Make life beautifull for those who make our lives sound beautifull

To be a world-class African society Collecting Management Organisation with a commitment to solid management, cost-effective services as well as quality business ethics and values. and we strive for:

  • Convenience
    Excellence
    Trust
    Relationships


The music Copyright Society of Kenya (MCSK) was established in 1983 with the objective to protect the intellectual property of composers and authors, as well as to ensure that composers and authors talents are adequately credited both locally and internationally for music usage. The organisation is the primary representative of music performing rights in Kenya.

The organisation functions as a collective administration society that negotiates music user licenses. Its main role is to administer the “non-dramatic” performing, transmission and broadcasting rights in the musical works of its members and the members of its affiliated societies.

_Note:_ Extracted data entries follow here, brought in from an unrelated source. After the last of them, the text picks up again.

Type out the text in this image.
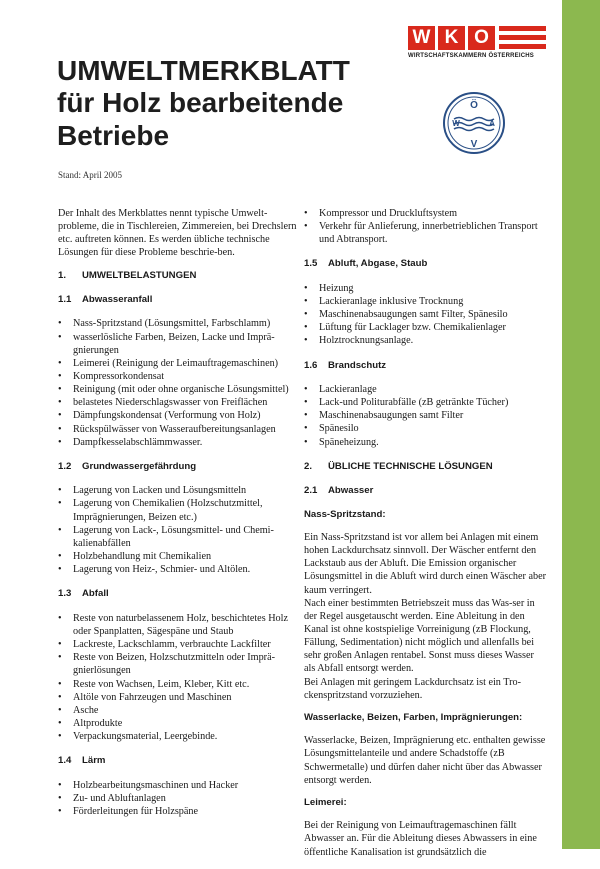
UMWELTMERKBLATT
für Holz bearbeitende
Betriebe
Stand: April 2005
W K O
WIRTSCHAFTSKAMMERN ÖSTERREICHS
Ö
W	A
V

Der Inhalt des Merkblattes nennt typische Umwelt-probleme, die in Tischlereien, Zimmereien, bei Drechslern etc. auftreten können. Es werden übliche technische Lösungen für diese Probleme beschrie-ben.

1. UMWELTBELASTUNGEN
1.1 Abwasseranfall
• Nass-Spritzstand (Lösungsmittel, Farbschlamm)
• wasserlösliche Farben, Beizen, Lacke und Imprä-gnierungen
• Leimerei (Reinigung der Leimauftragemaschinen)
• Kompressorkondensat
• Reinigung (mit oder ohne organische Lösungsmittel)
• belastetes Niederschlagswasser von Freiflächen
• Dämpfungskondensat (Verformung von Holz)
• Rückspülwässer von Wasseraufbereitungsanlagen
• Dampfkesselabschlämmwasser.
1.2 Grundwassergefährdung
• Lagerung von Lacken und Lösungsmitteln
• Lagerung von Chemikalien (Holzschutzmittel, Imprägnierungen, Beizen etc.)
• Lagerung von Lack-, Lösungsmittel- und Chemi-kalienabfällen
• Holzbehandlung mit Chemikalien
• Lagerung von Heiz-, Schmier- und Altölen.
1.3 Abfall
• Reste von naturbelassenem Holz, beschichtetes Holz oder Spanplatten, Sägespäne und Staub
• Lackreste, Lackschlamm, verbrauchte Lackfilter
• Reste von Beizen, Holzschutzmitteln oder Imprä-gnierlösungen
• Reste von Wachsen, Leim, Kleber, Kitt etc.
• Altöle von Fahrzeugen und Maschinen
• Asche
• Altprodukte
• Verpackungsmaterial, Leergebinde.
1.4 Lärm
• Holzbearbeitungsmaschinen und Hacker
• Zu- und Abluftanlagen
• Förderleitungen für Holzspäne
• Kompressor und Druckluftsystem
• Verkehr für Anlieferung, innerbetrieblichen Transport und Abtransport.
1.5 Abluft, Abgase, Staub
• Heizung
• Lackieranlage inklusive Trocknung
• Maschinenabsaugungen samt Filter, Spänesilo
• Lüftung für Lacklager bzw. Chemikalienlager
• Holztrocknungsanlage.
1.6 Brandschutz
• Lackieranlage
• Lack-und Politurabfälle (zB getränkte Tücher)
• Maschinenabsaugungen samt Filter
• Spänesilo
• Späneheizung.
2. ÜBLICHE TECHNISCHE LÖSUNGEN
2.1 Abwasser

Nass-Spritzstand:

Ein Nass-Spritzstand ist vor allem bei Anlagen mit einem hohen Lackdurchsatz sinnvoll. Der Wäscher entfernt den Lackstaub aus der Abluft. Die Emission organischer Lösungsmittel in die Abluft wird durch einen Wäscher aber kaum verringert.

Nach einer bestimmten Betriebszeit muss das Was-ser in der Regel ausgetauscht werden. Eine Ableitung in den Kanal ist ohne kostspielige Vorreinigung (zB Flockung, Fällung, Sedimentation) nicht möglich und allenfalls bei sehr großen Anlagen rentabel. Sonst muss dieses Wasser als Abfall entsorgt werden.

Bei Anlagen mit geringem Lackdurchsatz ist ein Tro-ckenspritzstand vorzuziehen.

Wasserlacke, Beizen, Farben, Imprägnierungen:

Wasserlacke, Beizen, Imprägnierung etc. enthalten gewisse Lösungsmittelanteile und andere Schadstoffe (zB Schwermetalle) und dürfen daher nicht über das Abwasser entsorgt werden.

Leimerei:

Bei der Reinigung von Leimauftragemaschinen fällt Abwasser an. Für die Ableitung dieses Abwassers in eine öffentliche Kanalisation ist grundsätzlich die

MCSK is a member of the International Confederation of Societies of Authors and Composers (CISAC), which gives the organisation access to fully represent the interests of Kenyan composers, authors and publishers internationally. The association is affiliated to over 200 global collecting societies for public performance or mechanical reproduction rights. MCSK has a membership base in excess of 3000 composers and authors locally.

MCSK plays a vital role in adding value to the music industry and positively impacting the livelihoods of all our composers and authors.

We are a world-class African society with a commitment to solid management, cost-effective services as well as quality business ethics and values.

For a long time musical works enjoyed no legal protection, and their composers suffered great injustice - Mozart died in abject poverty, and was buried in a mass grave for paupers, at the very time when people over the world were making big money from the performance of his works.

The tragic injustice of these and other cases led to a world-wide movement to protect composers and give them an equitable remuneration for the use of their works. It is today generally recognised that an enlightened copyright law, to protect the things of the spirit as well as the material ones, is one of the characteristics of a civilised community. Most of the civilised countries of the world have joined the International Copyright Union, to ensure reciprocal “copyright protection” for each other’s musical works. One of these is Kenya, and therefore our legislation includes a special copyright act.

“The word “copyright” is used to describe the complex of rights which the creator of an original “work of the spirit” has in his/her product; and by “works of the spirit” we mean creations of artistic genius - literary, dramatic, musical and artistic works. The creators of such works - our authors, dramatists, composers, lyricists, painters and sculptors - depend for their living on the exploitation of these rights.

Just as the labourer is worthy of his/her hire, so is the creator entitled to an equitable remuneration for the use of his/her work by others. In the case of a musical work, the most important of these rights can be conveniently grouped under three headings:

(i) the graphic right, i.e. the right to print or publish the music;

(ii) the reproduction right, i.e. the right to record the music; and

(iii) the performing right, i.e. the right to perform music in public, including the right to broadcast it.

It is the last-mentioned right with which MCSK is concerned. In other words, MCSK controls the right of performances of music in public, broadcasting and transmission.

Before the invention of the gramophone and the radio, the composer’s main income consisted of royalties on the sale of sheet music.

Electronic and digital means of performance have, however, largely displaced sheet music, so that these sales are now-a-days very small. To some extent the royalties on the sale of recordings have replaced those on the sale of sheet music. Moreover, modern methods of communication like broadcasting can use a single recording to entertain an audience of thousands or millions. This considerably limits the sales of recordings, and therefore the royalties earned. As a result of these developments, the composer’s principal source of livelihood today is the performing right royalty, a fee payable by anyone who performs his/her music in public.